MORGANTOWN, West Virginia , January 3, 2011 (press release) – “Shovel-ready” has become a commonplace term since the passage of the American Recovery and Reinvestment Act. Soon West Virginia University may help add “saw-ready” to the lexicon, thanks to a $246,596 grant from WorkForce West Virginia.

The grant has gone to the Appalachian Hardwood Center, a joint effort of WVU’s Davis College of Agriculture, Natural Resources and Design and Extension Service. The money will be used to develop a collaborative training program to support West Virginia’s logging industry and, by extension, green energy efforts that rely on logging byproducts.

“The recent drive toward renewable energy sources has come at a time when key elements of the supporting infrastructure have weakened substantially,” said Ben Spong, principal investigator on the project and a forest operations specialist with WVU Extension.

An important component in the basket of fuel alternatives is the use of logging byproducts, or woody biomass, for green power generation. While biomass resources remain vibrant and growing, the ability of the logging industry to provide fuel for sustainable energy generation has suffered, in spite of aggressive incentives.

Depressed lumber markets over the last five years have affected the number of logs being supplied to mills and the availability of the subsequent bark, sawdust and chips byproducts from processing. With this downturn in production, the capacity of the industry to supply both logs and wood byproducts fuel feedstocks to the competing traditional and new biomass markets will be difficult.

In anticipation of expanding demand for woody biomass in and around West Virginia, success will ultimately be based on the ability of the logging industry to move feedstocks from the forest to the array of traditional markets and the new energy markets.

“The logger, as the vital first step in the woody biomass supply chain, must be prepared to take advantage of the market opportunities,” Spong said. “This will require having access to skilled employees.”

The Appalachian Hardwood Center, working with the West Virginia Division of Forestry and industry groups, will take an aggressive approach to increasing the pool of competent employees through an intensive pre-employment training program.

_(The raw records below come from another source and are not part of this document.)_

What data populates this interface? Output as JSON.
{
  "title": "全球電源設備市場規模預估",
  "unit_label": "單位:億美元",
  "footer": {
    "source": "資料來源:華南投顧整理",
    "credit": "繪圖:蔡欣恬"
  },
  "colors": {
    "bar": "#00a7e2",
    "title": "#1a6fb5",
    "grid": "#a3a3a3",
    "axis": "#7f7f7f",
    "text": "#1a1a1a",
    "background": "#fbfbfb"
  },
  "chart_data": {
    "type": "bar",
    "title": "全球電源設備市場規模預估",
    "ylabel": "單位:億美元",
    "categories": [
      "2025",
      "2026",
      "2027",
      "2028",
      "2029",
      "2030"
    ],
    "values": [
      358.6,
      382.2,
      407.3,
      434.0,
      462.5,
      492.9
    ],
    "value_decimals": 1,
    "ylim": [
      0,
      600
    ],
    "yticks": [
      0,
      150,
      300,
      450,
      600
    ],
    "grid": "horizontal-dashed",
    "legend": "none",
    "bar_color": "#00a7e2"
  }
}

“This program will be innovative as we aggressively market and recruit participants and provide a complete basic training package that will allow successful participants to hit the ground running,” Spong explained. Participants that complete the training program will have all required training for eligibility to be certified by the State of West Virginia as a logger. These newly trained loggers will provide a boost to the employment pool of trained workers available to the current and anticipated expansion of the logging industry.

Spong anticipates that the first class of students will undertake the intensive, two-week training course in September of 2011.

The WVU grant derived from a $6 million award from the U.S. Department of Labor to support the WorkForce West Virginia’s efforts to provide “green-jobs” education and training. The West Virginia GREEN-UP Council along with five regional teams will coordinate grant activities.

The GREEN-UP Council, which consists of representatives from business, organized labor, nonprofit organizations, research firms, economic development, education providers and other groups, developed the green jobs education and training plan that helped obtain the $6 million grant.

The Appalachian Hardwood Center, housed in WVU’s Division of Forestry and Natural Resources, works to provide relevant, natural resource-based outreach and extension programs, technical assistance, and research for businesses, communities and individuals located in the Appalachian forest region. These efforts promote multiple uses of natural resources in ways that are sustainable and compatible.